Oh, of course. (I don’t use smilies, but I am actually rolling my eyes while continuing to touch-type.) So you mean J.D. Salinger. Why the fuck didn’t you just say so? Now, since you brought it up, explain the relationship between Wes Anderson’s movies and J.D. Salinger’s short stories.

Incidentally, smug doesn’t equal erudite.

What are you talking about? “The Royal Tenenbaums” was all but a filmization of Salinger’s Glass Family stories. I don’t understand what you’re getting at - do you disagree? It’s common knowledge.

"The siblings of the Tenenbaum family are all highly intelligent and disillusioned, struggling with their own identities. They are loosely based on a rabble of similarly disillusioned siblings from the later books of famed author J.D. Salinger. The Glass family, comprised of seven child-prodigy-turned-adult-misanthrope characters, is the central subject of three of Salinger’s five published books, and form the basis for the quirky and unhappy Tenenbaum family, as director Wes Anderson revealed in an interview with Premiere magazine conducted in January 2001.

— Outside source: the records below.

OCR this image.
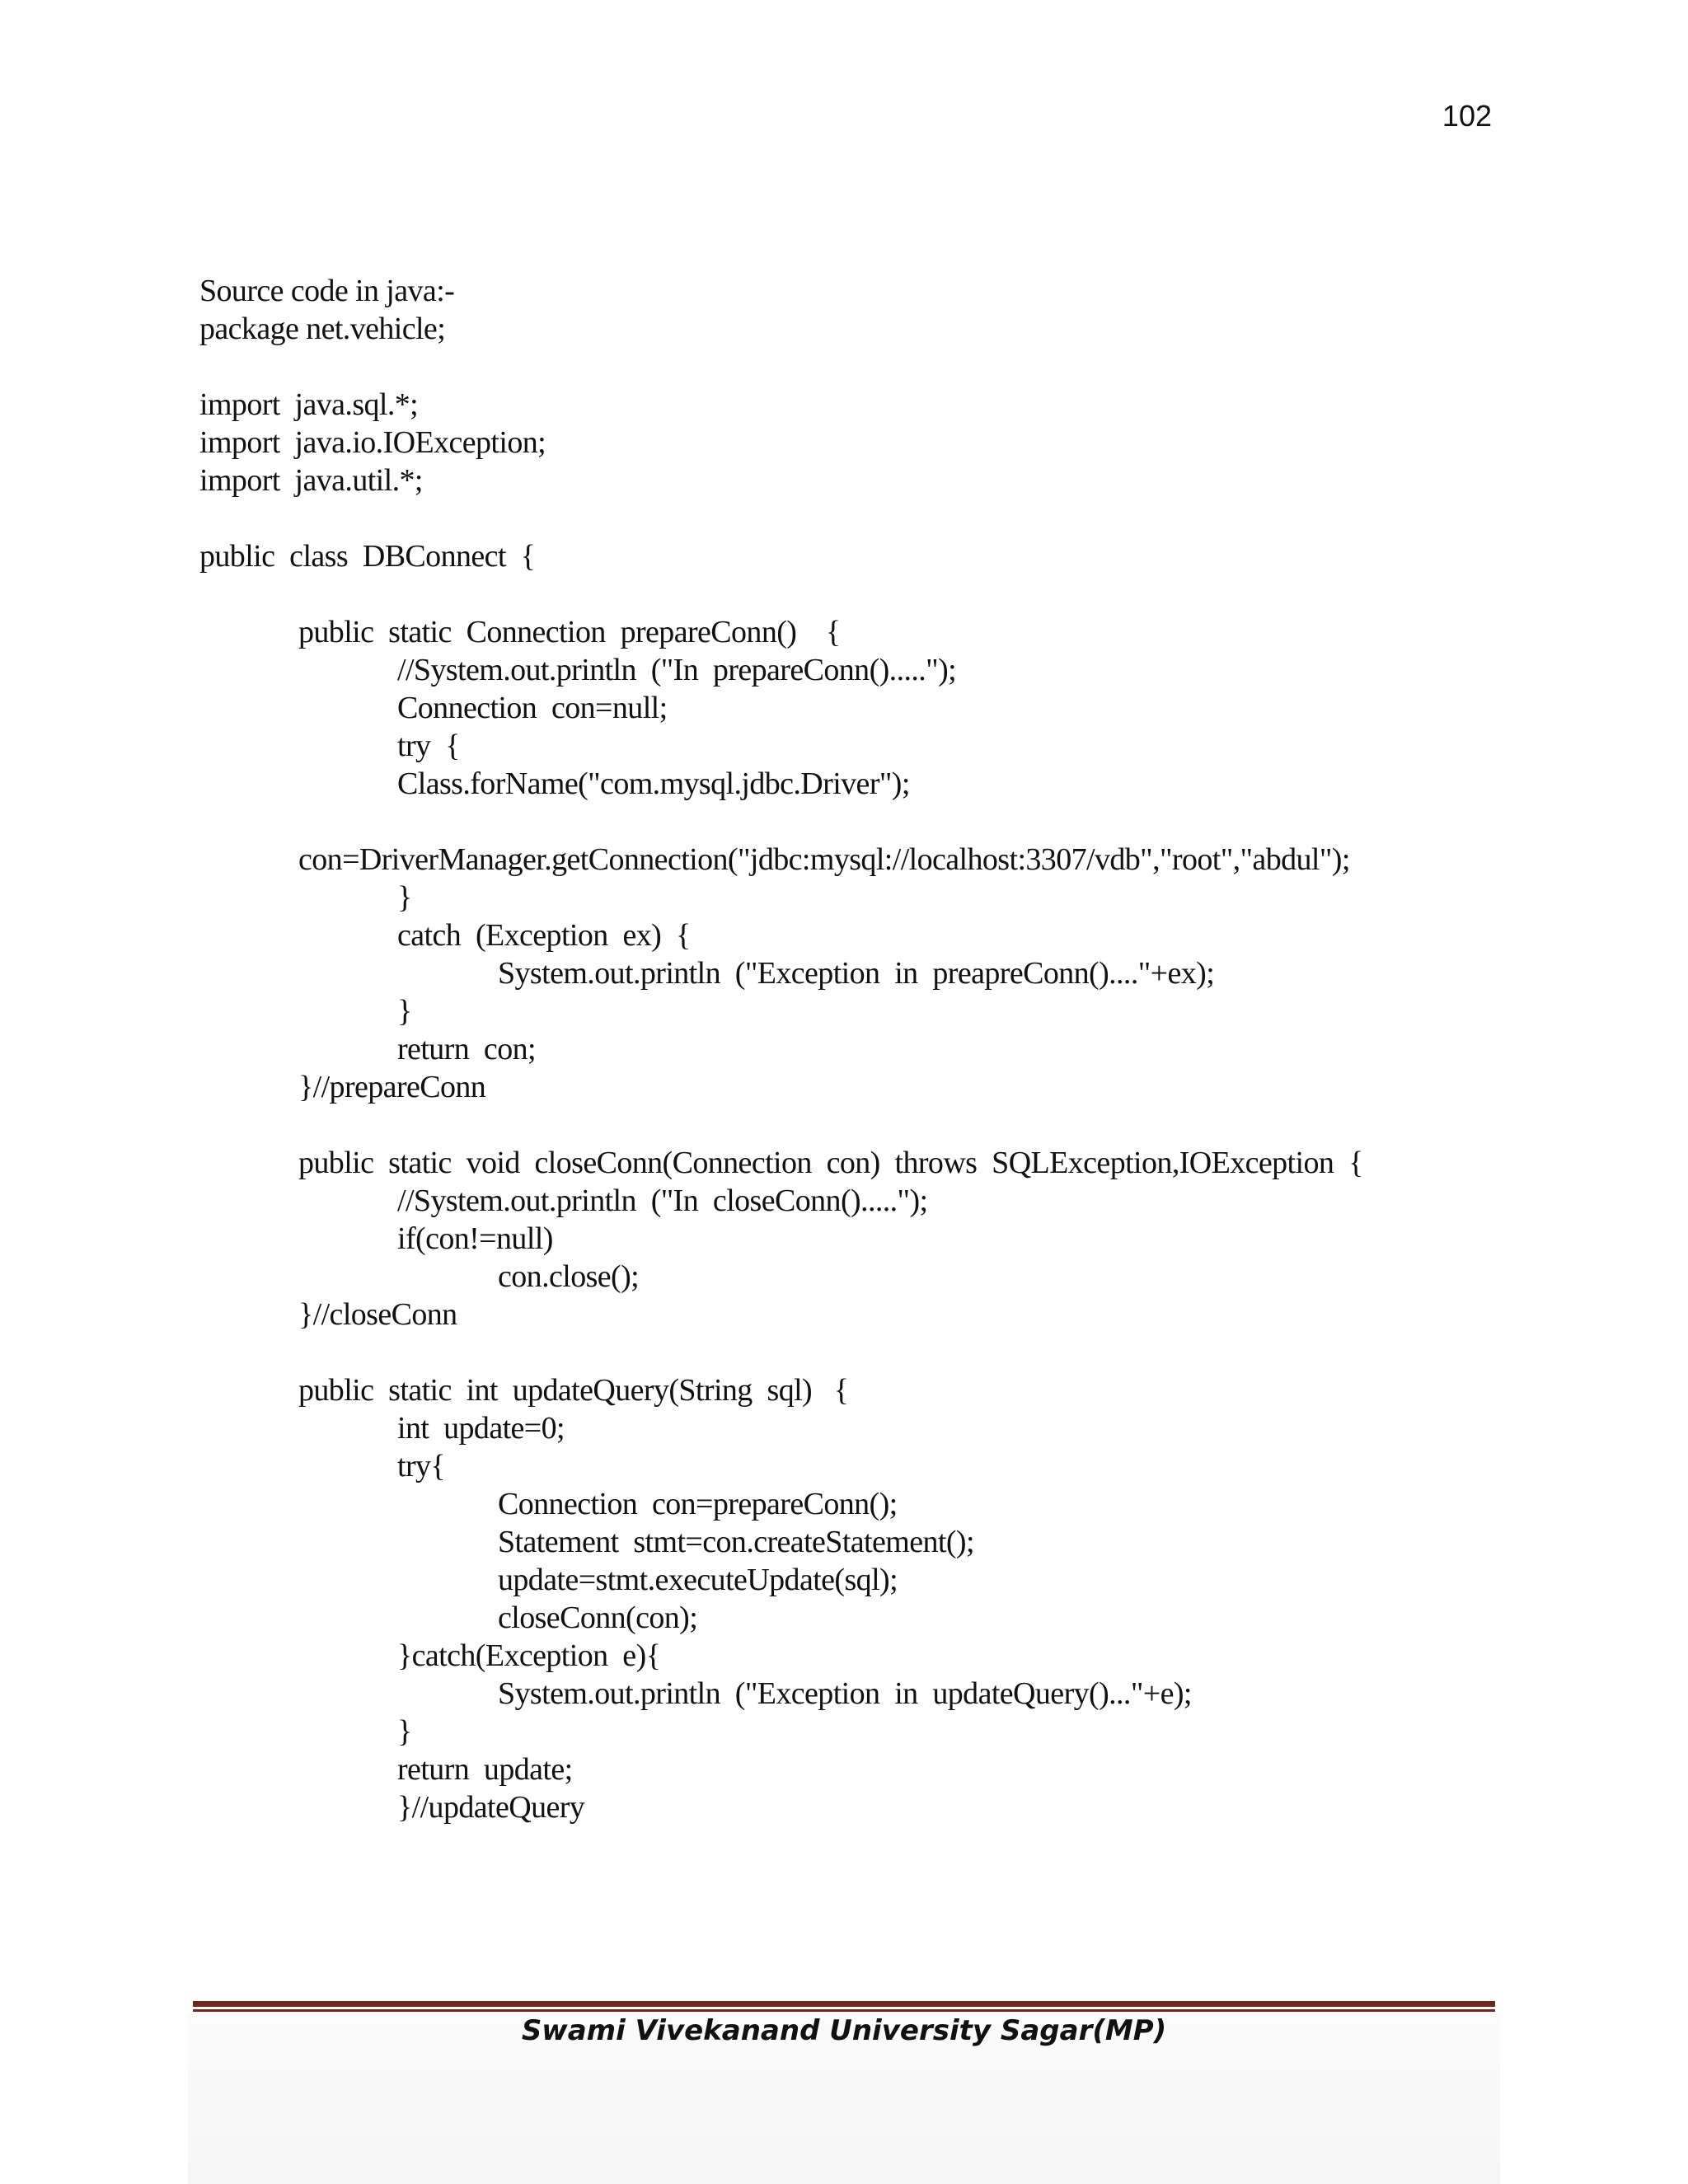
102
Source code in java:-
package net.vehicle;
import  java.sql.*;
import  java.io.IOException;
import  java.util.*;
public  class  DBConnect  {
public  static  Connection  prepareConn()    {
//System.out.println  ("In  prepareConn().....");
Connection  con=null;
try  {
Class.forName("com.mysql.jdbc.Driver");
con=DriverManager.getConnection("jdbc:mysql://localhost:3307/vdb","root","abdul");
}
catch  (Exception  ex)  {
System.out.println  ("Exception  in  preapreConn()...."+ex);
}
return  con;
}//prepareConn
public  static  void  closeConn(Connection  con)  throws  SQLException,IOException  {
//System.out.println  ("In  closeConn().....");
if(con!=null)
con.close();
}//closeConn
public  static  int  updateQuery(String  sql)   {
int  update=0;
try{
Connection  con=prepareConn();
Statement  stmt=con.createStatement();
update=stmt.executeUpdate(sql);
closeConn(con);
}catch(Exception  e){
System.out.println  ("Exception  in  updateQuery()..."+e);
}
return  update;
}//updateQuery
Swami Vivekanand University Sagar(MP)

In one scene, Etheline Tenenbaum urges her daughter Margot Tenenbaum to get out of the bathroom. A similar scene takes up a large part of J.D. Salinger’s book Franny and Zooey, when Bessie Glass spends quite a bit of time bothering her son Zooey Glass."

And that’s just from the Wikipedia page.

I think it looks really good - possibly even good enough to go see in a theater. I agree with lissener that it’s silly to put much stock in movie trailers, but from what I can distill this movie seems more like Bottle Rocket than The Royal Tenenbaums in that it takes male sibling relationships as its central focus.